Вот завиднелись краснокирпичные стены, верхушки обезглавленных церквей, руины Смоленска. Я выскочил, как только поезд остановился, и побежал к полуразрушенному вокзалу, чтобы бросить в почтовый ящик открытку Лиде. На обратном пути купил у тетки в темном платке несколько желто-красных яблок. Набил карманы, одно яблоко надкусил — сочное, сладкое, хорошо! Всю войну не видел яблок — хоть теперь поем.
А возле моего вагона пассажиры обступили парня, у которого одна нога была в сапоге, а вместо второй — пристегнутая ремнями к культе деревяшка. Гимнастерка его, выцветшая, выгоревшая на солнце, видала виды, на месте споротых погон были темные пятна. Коротко стриженный, краснолицый, с облупленным курносым носом, бывший солдат болтал веселую чепуху, а пассажиры, стоявшие вокруг, слушали, посмеивались. Я тоже остановился послушать.
— Мы, смоленские, живем не тужим, — высоким голосом выкрикивал солдат. — А чего тужить, коли девка с мужем. А то, что мужик с одною ногой, так то и ладно, не убегет к другой.
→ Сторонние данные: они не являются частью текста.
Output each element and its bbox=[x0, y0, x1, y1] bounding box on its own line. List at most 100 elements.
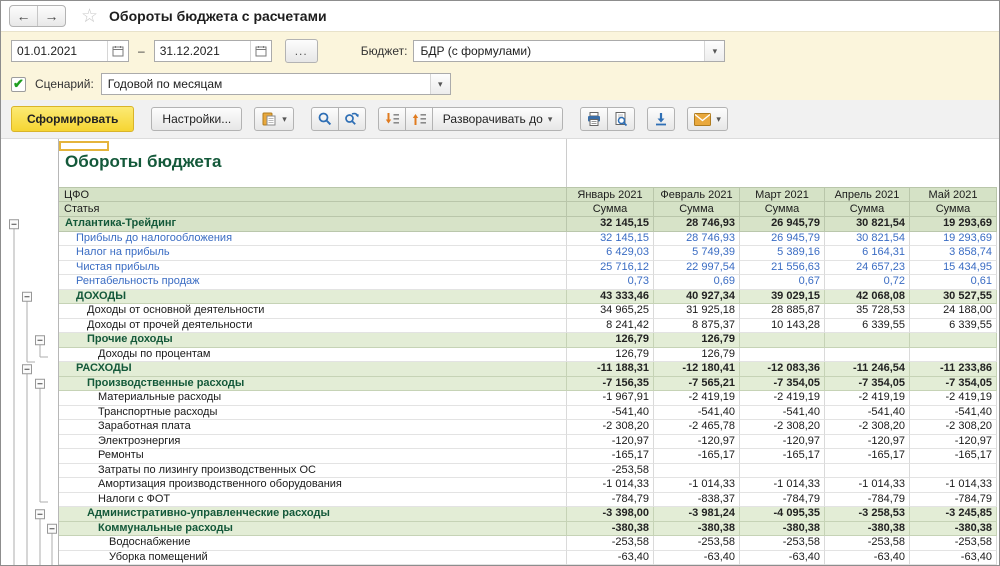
value-cell[interactable]: 0,73 bbox=[567, 275, 654, 290]
amount-header-cell[interactable]: Сумма bbox=[567, 202, 654, 217]
save-file-button[interactable] bbox=[647, 107, 675, 131]
value-cell[interactable]: -11 233,86 bbox=[910, 362, 997, 377]
amount-header-cell[interactable]: Сумма bbox=[740, 202, 825, 217]
value-cell[interactable]: -380,38 bbox=[825, 522, 910, 537]
value-cell[interactable]: -541,40 bbox=[567, 406, 654, 421]
value-cell[interactable]: -7 156,35 bbox=[567, 377, 654, 392]
value-cell[interactable]: 26 945,79 bbox=[740, 217, 825, 232]
month-header-cell[interactable]: Февраль 2021 bbox=[654, 187, 740, 202]
value-cell[interactable]: 22 997,54 bbox=[654, 261, 740, 276]
chevron-down-icon[interactable]: ▾ bbox=[430, 74, 450, 94]
scenario-select[interactable]: Годовой по месяцам ▾ bbox=[101, 73, 451, 95]
value-cell[interactable]: -253,58 bbox=[825, 536, 910, 551]
amount-header-cell[interactable]: Сумма bbox=[825, 202, 910, 217]
value-cell[interactable] bbox=[825, 348, 910, 363]
value-cell[interactable]: -2 308,20 bbox=[910, 420, 997, 435]
collapse-groups-button[interactable] bbox=[378, 107, 406, 131]
value-cell[interactable]: -11 246,54 bbox=[825, 362, 910, 377]
article-header-cell[interactable]: Статья bbox=[59, 202, 567, 217]
value-cell[interactable] bbox=[910, 348, 997, 363]
value-cell[interactable]: -12 083,36 bbox=[740, 362, 825, 377]
row-label-cell[interactable]: Материальные расходы bbox=[59, 391, 567, 406]
value-cell[interactable]: -120,97 bbox=[825, 435, 910, 450]
row-label-cell[interactable]: РАСХОДЫ bbox=[59, 362, 567, 377]
value-cell[interactable] bbox=[740, 464, 825, 479]
row-label-cell[interactable]: Амортизация производственного оборудован… bbox=[59, 478, 567, 493]
row-label-cell[interactable]: Электроэнергия bbox=[59, 435, 567, 450]
value-cell[interactable]: 6 164,31 bbox=[825, 246, 910, 261]
value-cell[interactable] bbox=[825, 333, 910, 348]
calendar-button[interactable] bbox=[107, 41, 128, 61]
value-cell[interactable]: -253,58 bbox=[740, 536, 825, 551]
value-cell[interactable]: 40 927,34 bbox=[654, 290, 740, 305]
row-label-cell[interactable]: Налоги с ФОТ bbox=[59, 493, 567, 508]
value-cell[interactable]: -165,17 bbox=[654, 449, 740, 464]
value-cell[interactable]: 126,79 bbox=[654, 348, 740, 363]
value-cell[interactable]: -1 014,33 bbox=[740, 478, 825, 493]
value-cell[interactable]: 19 293,69 bbox=[910, 232, 997, 247]
value-cell[interactable]: 6 429,03 bbox=[567, 246, 654, 261]
value-cell[interactable]: 126,79 bbox=[567, 333, 654, 348]
amount-header-cell[interactable]: Сумма bbox=[910, 202, 997, 217]
report-title[interactable]: Обороты бюджета bbox=[65, 152, 221, 172]
date-from-field[interactable]: 01.01.2021 bbox=[11, 40, 129, 62]
row-label-cell[interactable]: Атлантика-Трейдинг bbox=[59, 217, 567, 232]
row-label-cell[interactable]: Прочие доходы bbox=[59, 333, 567, 348]
value-cell[interactable]: -4 095,35 bbox=[740, 507, 825, 522]
value-cell[interactable]: 0,67 bbox=[740, 275, 825, 290]
value-cell[interactable]: 6 339,55 bbox=[910, 319, 997, 334]
expand-to-button[interactable]: Разворачивать до ▾ bbox=[432, 107, 564, 131]
value-cell[interactable]: 10 143,28 bbox=[740, 319, 825, 334]
value-cell[interactable]: -253,58 bbox=[654, 536, 740, 551]
value-cell[interactable]: -784,79 bbox=[740, 493, 825, 508]
row-label-cell[interactable]: Прибыль до налогообложения bbox=[59, 232, 567, 247]
value-cell[interactable]: 32 145,15 bbox=[567, 232, 654, 247]
value-cell[interactable]: 42 068,08 bbox=[825, 290, 910, 305]
value-cell[interactable] bbox=[910, 333, 997, 348]
value-cell[interactable]: 6 339,55 bbox=[825, 319, 910, 334]
value-cell[interactable]: 30 821,54 bbox=[825, 232, 910, 247]
row-label-cell[interactable]: Рентабельность продаж bbox=[59, 275, 567, 290]
value-cell[interactable]: -541,40 bbox=[825, 406, 910, 421]
value-cell[interactable]: 43 333,46 bbox=[567, 290, 654, 305]
date-from-value[interactable]: 01.01.2021 bbox=[12, 44, 107, 58]
settings-button[interactable]: Настройки... bbox=[151, 107, 242, 131]
value-cell[interactable]: 126,79 bbox=[654, 333, 740, 348]
date-to-field[interactable]: 31.12.2021 bbox=[154, 40, 272, 62]
send-mail-button[interactable]: ▾ bbox=[687, 107, 728, 131]
value-cell[interactable]: -7 354,05 bbox=[825, 377, 910, 392]
value-cell[interactable]: -3 398,00 bbox=[567, 507, 654, 522]
value-cell[interactable]: 28 746,93 bbox=[654, 217, 740, 232]
value-cell[interactable]: 25 716,12 bbox=[567, 261, 654, 276]
value-cell[interactable]: 0,61 bbox=[910, 275, 997, 290]
budget-select[interactable]: БДР (с формулами) ▾ bbox=[413, 40, 725, 62]
value-cell[interactable]: 34 965,25 bbox=[567, 304, 654, 319]
value-cell[interactable]: -1 014,33 bbox=[567, 478, 654, 493]
month-header-cell[interactable]: Апрель 2021 bbox=[825, 187, 910, 202]
value-cell[interactable]: -63,40 bbox=[740, 551, 825, 566]
value-cell[interactable]: 5 389,16 bbox=[740, 246, 825, 261]
value-cell[interactable]: -7 565,21 bbox=[654, 377, 740, 392]
value-cell[interactable] bbox=[654, 464, 740, 479]
month-header-cell[interactable]: Январь 2021 bbox=[567, 187, 654, 202]
value-cell[interactable]: -2 419,19 bbox=[910, 391, 997, 406]
value-cell[interactable]: 39 029,15 bbox=[740, 290, 825, 305]
row-label-cell[interactable]: Ремонты bbox=[59, 449, 567, 464]
value-cell[interactable]: -11 188,31 bbox=[567, 362, 654, 377]
value-cell[interactable]: 5 749,39 bbox=[654, 246, 740, 261]
period-more-button[interactable]: ... bbox=[285, 39, 318, 63]
row-label-cell[interactable]: Коммунальные расходы bbox=[59, 522, 567, 537]
month-header-cell[interactable]: Март 2021 bbox=[740, 187, 825, 202]
amount-header-cell[interactable]: Сумма bbox=[654, 202, 740, 217]
value-cell[interactable]: -63,40 bbox=[654, 551, 740, 566]
value-cell[interactable]: -120,97 bbox=[567, 435, 654, 450]
value-cell[interactable]: 30 527,55 bbox=[910, 290, 997, 305]
value-cell[interactable]: -7 354,05 bbox=[740, 377, 825, 392]
value-cell[interactable]: -12 180,41 bbox=[654, 362, 740, 377]
value-cell[interactable]: -253,58 bbox=[567, 464, 654, 479]
row-label-cell[interactable]: Административно-управленческие расходы bbox=[59, 507, 567, 522]
value-cell[interactable]: -1 014,33 bbox=[825, 478, 910, 493]
value-cell[interactable]: 19 293,69 bbox=[910, 217, 997, 232]
value-cell[interactable]: 126,79 bbox=[567, 348, 654, 363]
chevron-down-icon[interactable]: ▾ bbox=[704, 41, 724, 61]
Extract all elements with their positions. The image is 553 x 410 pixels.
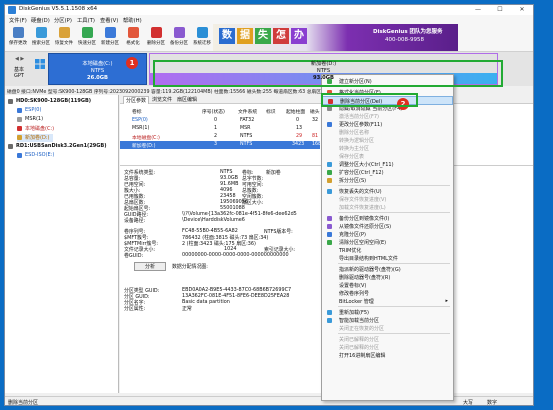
minimize-button[interactable]: — [467,5,489,15]
format-button[interactable]: 格式化 [122,26,144,50]
new-partition-icon [105,27,116,38]
data-allocation-label: 数据分配情况图: [172,264,208,270]
backup-icon [174,27,185,38]
context-menu-item: 加载文件恢复进度(L) [339,205,386,211]
quick-partition-icon [82,27,93,38]
quick-partition-button[interactable]: 快速分区 [76,26,98,50]
menu-item-icon [327,178,332,183]
step-callout-1: 1 [126,57,138,69]
partition-icon [17,135,22,140]
menu-item-icon [327,224,332,229]
menu-item-icon [327,216,332,221]
system-migration-button[interactable]: 系统迁移 [191,26,213,50]
column-header: 文件系统 [238,110,258,115]
context-menu-item[interactable]: 拆分分区(S) [322,176,453,185]
recover-files-button[interactable]: 恢复文件 [53,26,75,50]
column-header: 起始柱面 [286,110,306,115]
banner-char: 办 [291,28,307,44]
context-menu-item[interactable]: 打开16进制扇区编辑 [322,351,453,360]
context-menu: 建立新分区(N) 格式化当前分区(F) 删除当前分区(Del) 隐藏/取消隐藏 当前分… [321,74,454,401]
menu-item-icon [327,189,332,194]
menu-bar: 文件(F) 硬盘(D) 分区(P) 工具(T) 查看(V) 帮助(H) [5,15,533,24]
menu-item-icon [327,170,332,175]
delete-icon [151,27,162,38]
context-menu-item: 关闭正在恢复的分区 [339,326,385,332]
disk-type-label: 基本 GPT [13,67,24,79]
window-title: DiskGenius V5.5.1.1508 x64 [19,6,98,12]
app-logo-icon [8,6,16,14]
table-row-selected[interactable]: 新加卷(D:) 3 NTFS 3423 168 [120,141,321,149]
search-partition-button[interactable]: 搜索分区 [30,26,52,50]
menu-help[interactable]: 帮助(H) [123,16,142,24]
caps-indicator: 大写 [463,400,474,406]
tree-item-d[interactable]: 新加卷(D:) [17,134,53,142]
column-header: 卷标 [132,110,142,115]
menu-item-icon [327,240,332,245]
banner-char: 怎 [273,28,289,44]
menu-item-icon [327,310,332,315]
tab-browse-files[interactable]: 浏览文件 [150,96,174,104]
menu-item-icon [327,232,332,237]
menu-disk[interactable]: 硬盘(D) [31,16,50,24]
disk-icon [8,144,13,149]
menu-separator [338,306,450,307]
backup-partition-button[interactable]: 备份分区 [168,26,190,50]
banner-phone: 400-008-9958 [385,37,424,43]
column-header: 序号(状态) [202,110,225,115]
save-changes-button[interactable]: 保存更改 [7,26,29,50]
save-icon [13,27,24,38]
disk-map: ◀ ▶ 基本 GPT 本地磁盘(C:) NTFS 26.0GB 新加卷(D:) … [5,52,533,86]
menu-item-icon [327,318,332,323]
disk-tree: HD0:SK900-128GB(119GB) ESP(0) MSR(1) 本地磁… [5,95,119,393]
maximize-button[interactable]: ☐ [489,5,511,15]
disk-icon [8,99,13,104]
delete-partition-button[interactable]: 删除分区 [145,26,167,50]
tab-partition-params[interactable]: 分区参数 [123,96,150,104]
windows-logo-icon [35,59,45,69]
menu-item-icon [327,122,332,127]
menu-file[interactable]: 文件(F) [9,16,27,24]
app-window: DiskGenius V5.5.1.1508 x64 — ☐ ✕ 文件(F) 硬… [4,4,534,406]
status-text: 删除当前分区 [8,400,39,406]
banner-char: 失 [255,28,271,44]
tab-sector-editor[interactable]: 扇区编辑 [175,96,199,104]
partition-icon [17,108,22,113]
search-icon [36,27,47,38]
menu-partition[interactable]: 分区(P) [54,16,72,24]
partition-icon [17,153,22,158]
menu-separator [338,185,450,186]
title-bar: DiskGenius V5.5.1.1508 x64 — ☐ ✕ [5,5,533,15]
recover-icon [59,27,70,38]
menu-separator [338,333,450,334]
context-menu-item[interactable]: BitLocker 管理 ▸ [322,297,453,306]
menu-separator [338,212,450,213]
column-header: 磁头 [310,110,320,115]
banner-slogan: DiskGenius 团队为您服务 [373,29,443,35]
menu-view[interactable]: 查看(V) [100,16,118,24]
num-indicator: 数字 [487,400,498,406]
column-header: 标识 [266,110,276,115]
partition-block-d[interactable]: 新加卷(D:) NTFS 93.0GB [149,53,498,85]
partition-icon [17,117,22,122]
banner-char: 数 [219,28,235,44]
format-icon [128,27,139,38]
migration-icon [197,27,208,38]
menu-separator [338,263,450,264]
menu-tools[interactable]: 工具(T) [77,16,95,24]
highlight-box-delete [321,93,418,107]
menu-item-icon [327,162,332,167]
promo-banner[interactable]: 数 据 失 怎 办 DiskGenius 团队为您服务 400-008-9958 [213,24,458,51]
analyze-button[interactable]: 分析 [134,262,166,271]
submenu-arrow-icon: ▸ [445,298,448,304]
close-button[interactable]: ✕ [511,5,533,15]
banner-char: 据 [237,28,253,44]
context-menu-item[interactable]: 导出目录结构到HTML文件 [322,254,453,263]
new-partition-button[interactable]: 新建分区 [99,26,121,50]
partition-icon [17,126,22,131]
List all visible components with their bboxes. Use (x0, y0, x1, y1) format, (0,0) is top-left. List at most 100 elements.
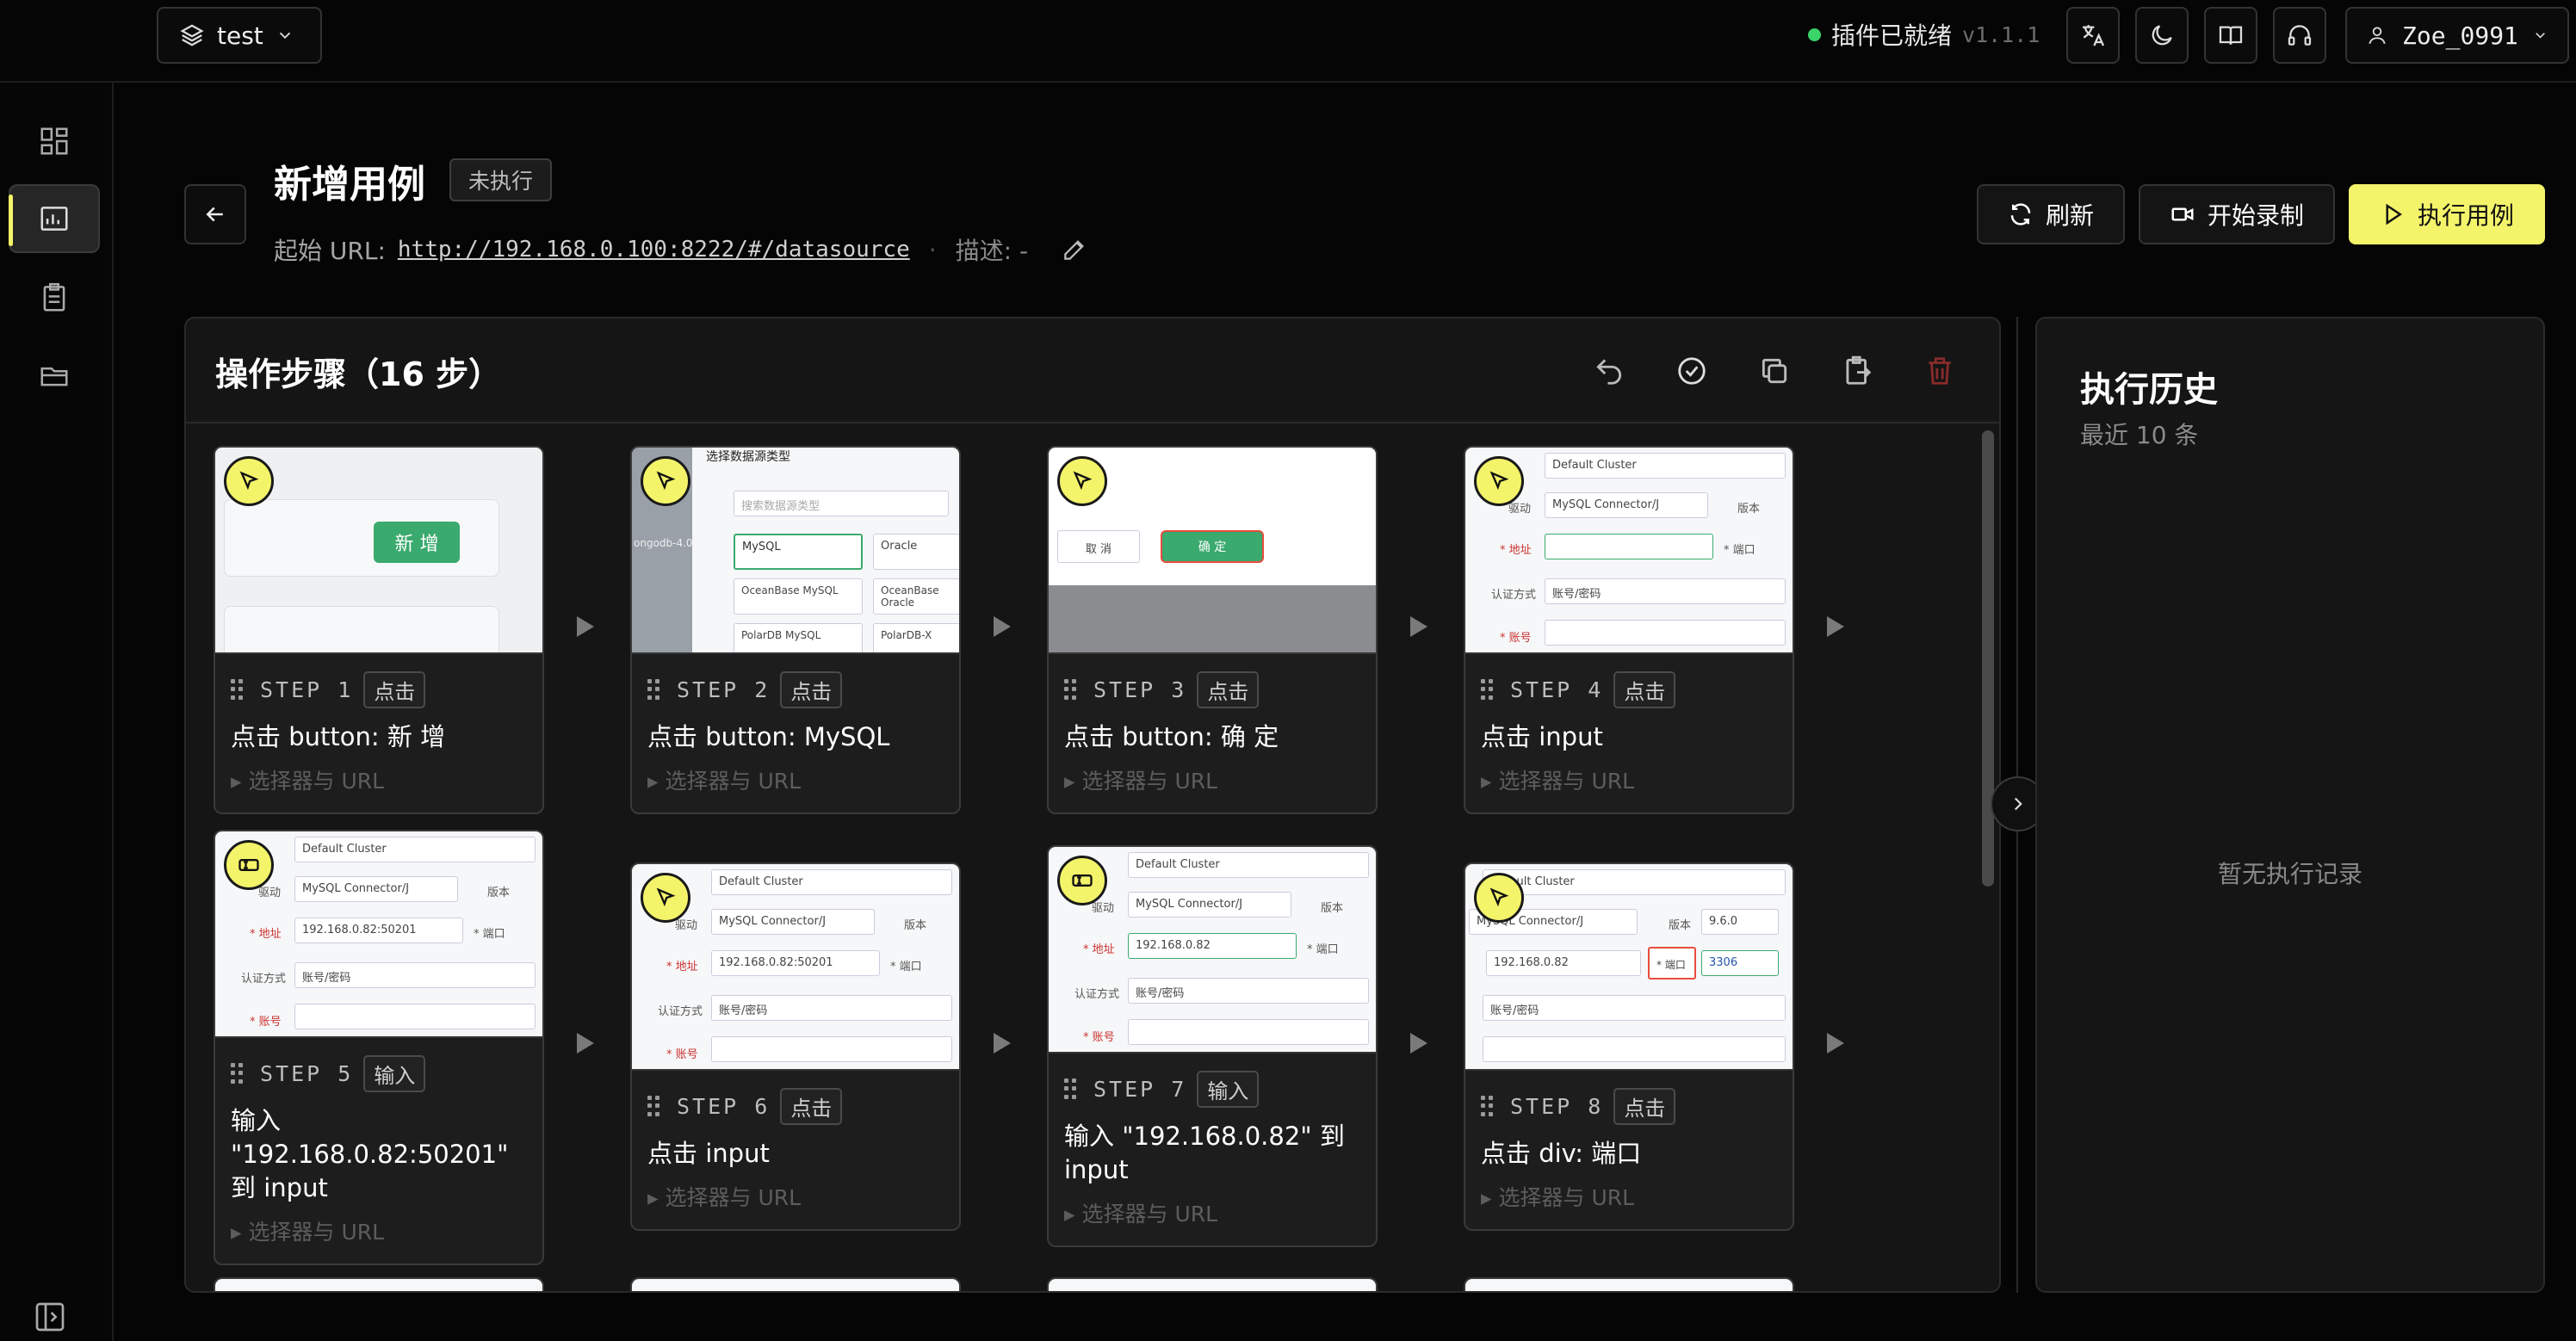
step-action: 点击 button: 确 定 (1064, 722, 1279, 751)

Нарожала девка детков — что яблок на ветках.
Он, наверное, мог бы с ходу сочинять свой раешник сколь угодно долго, но тут его насмешливый взгляд пал на меня.
— Эй, морячок! — окликнул он. — Яблочком не угостишь?
— Держи! — Я достал из кармана и кинул ему яблоко.
Солдат ловко поймал.
— От спасибочки! — Он обтер яблоко рукавом гимнастерки и, стуча деревянным протезом, подошел к одной из пассажирок, смешливой девице в красном сарафане, протянул ей яблоко. — Это вам, мадам, от нас с Балтейским флотом пополам.
Девица прыснула, взяла яблоко.
— Не возражаешь, морячок? — спросил солдат меня.
— Не возражаю.
— А ты не в Кенисберг едешь?
— Верно, туда.
— Ага. Я там ногу оставил, так ты поишши! Така хорошая нога, пальцы врозь. Пришли малой скоростью, коли найдешь.
Тут раздался гудок, проводница крикнула:
— А ну, по вагонам!
Пассажиры, посмеиваясь, полезли один за другим. Состав дернулся, застонал словно от боли и поехал. Одноногий солдат одиноко стоял на перроне, помахал рукой, прокричал:
— Извиняйте наши глупости!
Развороченная войной Россия плавно перетекла в Белоруссию — и тут развалины, пожарища и первые робкие всходы засеянных полей. В Литве разрухи было меньше — или она умело заслонилась от чужих взглядов зелеными занавесами лесов? В окрестностях Вильнюса бросились в глаза белые красноверхие домики в садах, чистой синевой промелькнула река.
Вечером поезд достиг Каунаса. Тут была пересадка на Кенигсберг, предстояло почти всю ночь — часов до пяти утра — скоротать на вокзале. Я нашел телеграф и послал телеграмму Лиде. Потом с несколькими попутчиками, тоже флотскими, побродили по каунасским улицам, пока совсем не стемнело, и вернулись на вокзал. В небольшом темноватом зале расположились на деревянных диванчиках, поели что у кого было, потравили морскую травлю. Повытягивали ноги, головой к высокой спинке дивана — и заснули молодым сном.